In 2004, Mic Crenshaw attended the Economic Justice and Youth Empowerment conference in Rwanda. In 2013, Mic Crenshaw worked with a global group of artists to found Afrikan Hip Hop Caravan, which goes on annual performance tours in Eastern and Southern Africa. During 2013–2015, the Caravan toured a live performance set in Cape Town, South Africa, Harare, Zimbabwe; Arusha, Tanzania; and Nairobi, Kenya. In 2014, Afrikan Hip Hop Caravan produced "Afrikan Hiphop Caravan Collaborations" with Soundz Of the South. Crenshaw is the lead organizer of Afrikan Hip Hop Caravan in the United States.

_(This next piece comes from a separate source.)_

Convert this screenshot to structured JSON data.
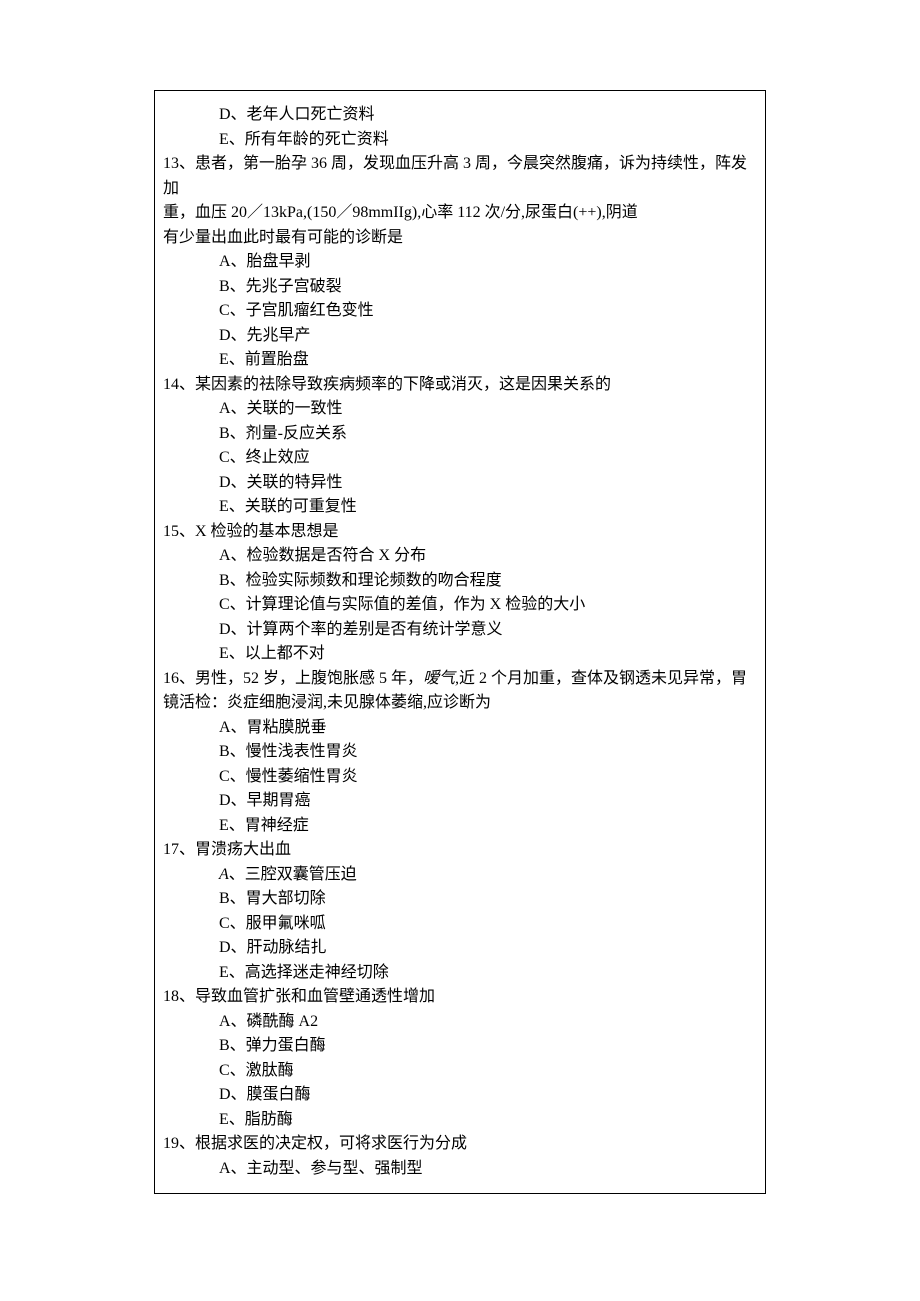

In 2017, Crenshaw recorded the album Last of a Dying Breed with Micah Fletcher, a survivor of a 2017 Portland train attack in which two others were murdered.

While serving as an artist-in-residence at Benson Polytechnic High School, Crenshaw was awarded a $100,000 fellowship from the Fred W. Fields Fund, to help Oregonians "understand the impact of the opportunity gap on families and communities, inspiring people to help solve it."

In 2020, Crenshaw performed at several George Floyd protests in Portland, Oregon, including Juneteenth in Oregon. During Black History Month 2022, Crenshaw performed with Mt. Olivet Baptist Church Gospel Ensemble in Portland.

Crenshaw co-hosted the KBOO 11 episode podcast series "It Did Happen Here" in 2020. The podcast traced the roots of Portland community-based anti-racist organizing in the 1980s and '90s to the anti-racist group "The Baldies" in Crenshaw's native Minneapolis, and explored the context and aftermath of the 1989 murder of Ethiopian immigrant Mulugeta Seraw. The producers were interviewed about the podcast in an Oregon Historical Society event in 2021. He was also featured in an episode of Minnesota Public Broadcasting's "Minnesota Experience" about the Baldies.